Towards Sub-millisecond Latency Real-Time Speech Enhancement Models on Hearables
Artem Dementyev, Chandan K. A. Reddy, Scott Wisdom, Navin Chatlani, John R. Hershey, Richard F. Lyon
TL;DR
The paper tackles the challenge of real-time, on-device speech enhancement for hearables with sub-millisecond algorithmic latency under strict memory and power constraints. It introduces Deep FIR, a pipeline where an LSTM-based tap predictor generates a 128-tap FIR filter every hop, enabling sample-by-sample, causal filtering with very short synthesis windows; a post-inference minimum-phase conversion further reduces group delay.
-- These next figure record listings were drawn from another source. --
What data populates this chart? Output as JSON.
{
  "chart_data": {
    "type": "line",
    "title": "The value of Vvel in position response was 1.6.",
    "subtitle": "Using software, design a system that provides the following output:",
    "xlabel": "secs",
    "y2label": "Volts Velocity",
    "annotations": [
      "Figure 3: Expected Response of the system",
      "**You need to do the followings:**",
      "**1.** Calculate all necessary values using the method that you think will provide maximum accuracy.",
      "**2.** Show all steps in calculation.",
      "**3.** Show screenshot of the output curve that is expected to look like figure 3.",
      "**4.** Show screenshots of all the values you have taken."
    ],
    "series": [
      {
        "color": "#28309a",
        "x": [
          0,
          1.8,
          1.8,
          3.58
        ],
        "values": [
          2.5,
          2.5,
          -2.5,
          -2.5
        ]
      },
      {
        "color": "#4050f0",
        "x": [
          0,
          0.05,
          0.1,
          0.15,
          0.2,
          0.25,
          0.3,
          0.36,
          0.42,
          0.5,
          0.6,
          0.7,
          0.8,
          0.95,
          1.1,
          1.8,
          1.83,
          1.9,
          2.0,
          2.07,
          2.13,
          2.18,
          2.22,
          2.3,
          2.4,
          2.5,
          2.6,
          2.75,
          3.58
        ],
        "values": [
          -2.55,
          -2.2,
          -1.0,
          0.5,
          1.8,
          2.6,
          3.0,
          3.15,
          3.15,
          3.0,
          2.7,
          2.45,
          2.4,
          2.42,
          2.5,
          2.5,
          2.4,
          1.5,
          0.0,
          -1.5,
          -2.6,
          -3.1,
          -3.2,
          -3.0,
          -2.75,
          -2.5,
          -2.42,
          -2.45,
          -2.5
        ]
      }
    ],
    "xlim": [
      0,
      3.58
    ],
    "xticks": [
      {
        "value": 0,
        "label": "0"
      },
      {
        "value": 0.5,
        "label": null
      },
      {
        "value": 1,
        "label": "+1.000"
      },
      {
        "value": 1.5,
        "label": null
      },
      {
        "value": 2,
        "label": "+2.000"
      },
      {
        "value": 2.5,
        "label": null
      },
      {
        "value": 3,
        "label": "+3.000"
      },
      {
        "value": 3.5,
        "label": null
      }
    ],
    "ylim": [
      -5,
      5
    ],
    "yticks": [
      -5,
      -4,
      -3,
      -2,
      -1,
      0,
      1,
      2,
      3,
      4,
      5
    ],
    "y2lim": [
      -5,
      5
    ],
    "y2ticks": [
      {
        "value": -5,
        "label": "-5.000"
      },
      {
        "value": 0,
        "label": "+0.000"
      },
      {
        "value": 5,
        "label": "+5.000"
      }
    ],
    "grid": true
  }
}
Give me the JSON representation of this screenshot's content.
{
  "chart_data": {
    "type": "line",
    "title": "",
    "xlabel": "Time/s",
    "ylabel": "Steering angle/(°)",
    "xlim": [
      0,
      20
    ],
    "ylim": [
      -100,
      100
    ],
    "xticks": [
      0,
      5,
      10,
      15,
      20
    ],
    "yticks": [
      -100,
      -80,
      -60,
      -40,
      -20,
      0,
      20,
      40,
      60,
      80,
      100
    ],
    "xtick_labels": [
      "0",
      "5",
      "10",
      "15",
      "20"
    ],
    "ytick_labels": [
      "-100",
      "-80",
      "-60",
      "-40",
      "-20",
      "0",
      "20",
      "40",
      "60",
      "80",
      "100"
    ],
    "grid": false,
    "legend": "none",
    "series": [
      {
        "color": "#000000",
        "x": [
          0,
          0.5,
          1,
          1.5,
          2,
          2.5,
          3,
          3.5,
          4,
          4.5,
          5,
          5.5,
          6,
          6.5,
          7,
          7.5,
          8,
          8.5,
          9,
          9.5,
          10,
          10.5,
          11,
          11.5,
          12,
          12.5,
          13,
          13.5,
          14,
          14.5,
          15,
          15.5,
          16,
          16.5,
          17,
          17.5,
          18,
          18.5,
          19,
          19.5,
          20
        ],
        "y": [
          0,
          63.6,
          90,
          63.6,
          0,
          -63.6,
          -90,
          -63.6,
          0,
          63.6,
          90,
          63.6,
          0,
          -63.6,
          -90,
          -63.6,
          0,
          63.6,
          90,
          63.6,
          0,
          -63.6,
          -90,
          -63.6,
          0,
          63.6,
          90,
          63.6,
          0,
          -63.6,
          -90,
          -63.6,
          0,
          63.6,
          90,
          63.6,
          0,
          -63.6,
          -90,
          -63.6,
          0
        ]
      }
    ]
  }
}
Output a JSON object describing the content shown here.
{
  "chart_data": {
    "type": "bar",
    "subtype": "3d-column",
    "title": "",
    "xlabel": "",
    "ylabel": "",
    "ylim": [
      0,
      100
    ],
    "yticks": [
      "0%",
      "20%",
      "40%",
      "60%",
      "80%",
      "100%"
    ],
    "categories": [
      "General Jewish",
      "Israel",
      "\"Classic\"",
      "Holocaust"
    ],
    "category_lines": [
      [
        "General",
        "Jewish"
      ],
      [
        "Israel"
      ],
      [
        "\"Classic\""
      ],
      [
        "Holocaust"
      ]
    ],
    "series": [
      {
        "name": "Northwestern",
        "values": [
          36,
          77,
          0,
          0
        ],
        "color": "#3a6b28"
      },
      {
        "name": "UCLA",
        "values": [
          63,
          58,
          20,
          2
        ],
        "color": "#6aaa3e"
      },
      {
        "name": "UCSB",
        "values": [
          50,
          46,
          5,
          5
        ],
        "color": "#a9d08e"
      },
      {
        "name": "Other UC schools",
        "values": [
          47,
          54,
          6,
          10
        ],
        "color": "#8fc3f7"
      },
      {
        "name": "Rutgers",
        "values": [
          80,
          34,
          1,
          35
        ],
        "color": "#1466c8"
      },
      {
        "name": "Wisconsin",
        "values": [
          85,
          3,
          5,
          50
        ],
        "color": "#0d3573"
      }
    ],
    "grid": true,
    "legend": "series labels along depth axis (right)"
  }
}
The approach achieves mean algorithmic latency as low as $0.34$ ms and, on a low-power DSP, end-to-end latency around $3.35$ ms, with a $626k$-parameter model and $16$ kHz audio. Objective metrics show SI-SDR and DNSMOS gains, while subjective ITU-P835 tests confirm perceptual improvements; the work also demonstrates real-time hardware deployment, highlighting practical viability for hearables. Overall, this work provides a viable path toward ultra-low-latency, on-device speech enhancement that can improve comfort and usability in hearables by minimizing artifacts like comb filtering while maintaining denoising performance.
Abstract
Low latency models are critical for real-time speech enhancement applications, such as hearing aids and hearables. However, the sub-millisecond latency space for resource-constrained hearables remains underexplored. We demonstrate speech enhancement using a computationally efficient minimum-phase FIR filter, enabling sample-by-sample processing to achieve mean algorithmic latency of 0.32 ms to 1.25 ms. With a single microphone, we observe a mean SI-SDRi of 4.1 dB. The approach shows generalization with a DNSMOS increase of 0.2 on unseen audio recordings. We use a lightweight LSTM-based model of 626k parameters to generate FIR taps. Using a real hardware implementation on a low-power DSP, our system can run with 376 MIPS and a mean end-to-end latency of 3.35 ms. In addition, we provide a comparison with existing low-latency spectral masking techniques. We hope this work will enable a better understanding of latency and can be used to improve the comfort and usability of hearables.